On Thursday 19 January 2017 David Gwilliam of Edington, visited the History group to talk on his farming experiences in Bawdrip.
He entertained one of the largest groups we have had to series of entertaining and often highly comic stories which sent ripples of merriment round the room. The evening began with a display of old photographs showing scenes and characters in the village. This provoked lively discussion. We heard about Bawdrip’s qualified blind basket maker Oliver Stone who, we learned, had also been part of the bell ringers’ group and rang the tenor bell in the belfry. Amazing especially when we considered how difficult of access to the belfry is even to even the most agile of visitors!
David started by outlining his training in about 1950 at the Somerset Farm Institute, as it then was, in Cannington, and he worked for Ted Owens, NFU County Chairman who was an early advocate of silage making in the county. Later, he was under cowman at the Stawell fruit farm and told us the tale of how he was promoted to cowman after the cowman mistakenly thought he had won the pools and failed to turn up for work.
He then started raising pigs, but he needed to be fully employed on a farm to gain exemption from National Service. So, he arrived to work at Kings Farm down Eastside Lane in Bawdrip and to work for Cecil Pain. This he described as a real throwback to earlier times and his arrival there was certainly a shock to his system. In no uncertain manner he was told that the work started early, and he had to arrive at 6.30 am. This he duly did and arrived to find silence. After a long wait the house keeper came down the stairs to put the kettle on the hob. Another long wait ensued and then the pet family pig arrived to investigate – this was a huge beast. He was then sent out to harness the horse but in the
dark could find no sign of the animal. Eventually met Stan Braddock and the other cowman machine milking the fifteen or so cows with just two buckets and one spare pail.
The horse he was told was in the field and all he had to do was call him and open the gate. He did so and the horse rushed past him and clattered up Eastside lane towards the railway station. Off be went to find it without success. Down hearted he returned to be told the horse always did that and that it would then trot calmly back to its stable and so it proved.
Another exciting and comic story was how he helped Mr Pain to deliver a calf to the local market in a terrifying journey because the old car had a deteriorating windscreen which had a milky opaqueness so that he could not see the road. The farmer leapt up and down to see where he was going, and David certainly had a white-knuckle ride. Mr Pain was keen on measuring the milk in the chums on the sloping milk stage outside the farm, making sure that the content markings were on the downside. He spent a lot of time grumbling about the creamery at Bason Bridge!

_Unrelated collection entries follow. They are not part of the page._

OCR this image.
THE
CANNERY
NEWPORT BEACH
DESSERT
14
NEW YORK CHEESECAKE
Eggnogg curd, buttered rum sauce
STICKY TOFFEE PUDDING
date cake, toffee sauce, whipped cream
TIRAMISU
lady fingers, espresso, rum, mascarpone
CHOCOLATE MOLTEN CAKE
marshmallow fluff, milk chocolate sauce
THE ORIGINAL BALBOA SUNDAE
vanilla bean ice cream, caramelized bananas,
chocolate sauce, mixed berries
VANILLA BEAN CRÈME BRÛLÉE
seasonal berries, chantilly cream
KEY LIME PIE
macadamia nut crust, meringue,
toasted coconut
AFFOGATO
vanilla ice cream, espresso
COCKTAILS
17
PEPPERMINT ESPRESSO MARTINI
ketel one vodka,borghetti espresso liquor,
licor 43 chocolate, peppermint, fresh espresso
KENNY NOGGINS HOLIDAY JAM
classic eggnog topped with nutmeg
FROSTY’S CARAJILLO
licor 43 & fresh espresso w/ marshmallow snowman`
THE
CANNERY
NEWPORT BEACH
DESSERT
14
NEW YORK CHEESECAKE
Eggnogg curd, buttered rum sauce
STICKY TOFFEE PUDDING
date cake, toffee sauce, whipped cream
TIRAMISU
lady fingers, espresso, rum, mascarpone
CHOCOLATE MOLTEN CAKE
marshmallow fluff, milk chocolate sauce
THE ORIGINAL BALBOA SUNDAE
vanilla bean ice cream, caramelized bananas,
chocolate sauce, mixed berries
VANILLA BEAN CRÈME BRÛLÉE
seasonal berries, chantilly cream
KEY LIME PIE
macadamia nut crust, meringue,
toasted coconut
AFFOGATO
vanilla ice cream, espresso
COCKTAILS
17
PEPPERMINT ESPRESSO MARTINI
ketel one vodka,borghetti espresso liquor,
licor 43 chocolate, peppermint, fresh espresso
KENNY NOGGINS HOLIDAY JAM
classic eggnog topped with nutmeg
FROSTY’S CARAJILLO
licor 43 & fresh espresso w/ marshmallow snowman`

This took us on to hygiene and milking bails – say no more!
He told epic stories of selling goldfish. He bought them very cheap but sold them high and it was always the expensive ones which sold although he had paid the same price for them. ‘Gold in them char Goldfish!’ A cautionary tale for modern shoppers as we all feel that more expensive models must always be better. David turned to local personalities focussing on Fred Vernon whom he characterised as a ‘professional drunk’. Stories about his trilby hat, two parrots on his bed head and contretemps at Stawell Village hall then followed to finish the evening! A great talk – you look at photos of solemn people and wonder what their lives were like, but David Gwilliam lifted a corner of the veil and the history of the time came alive.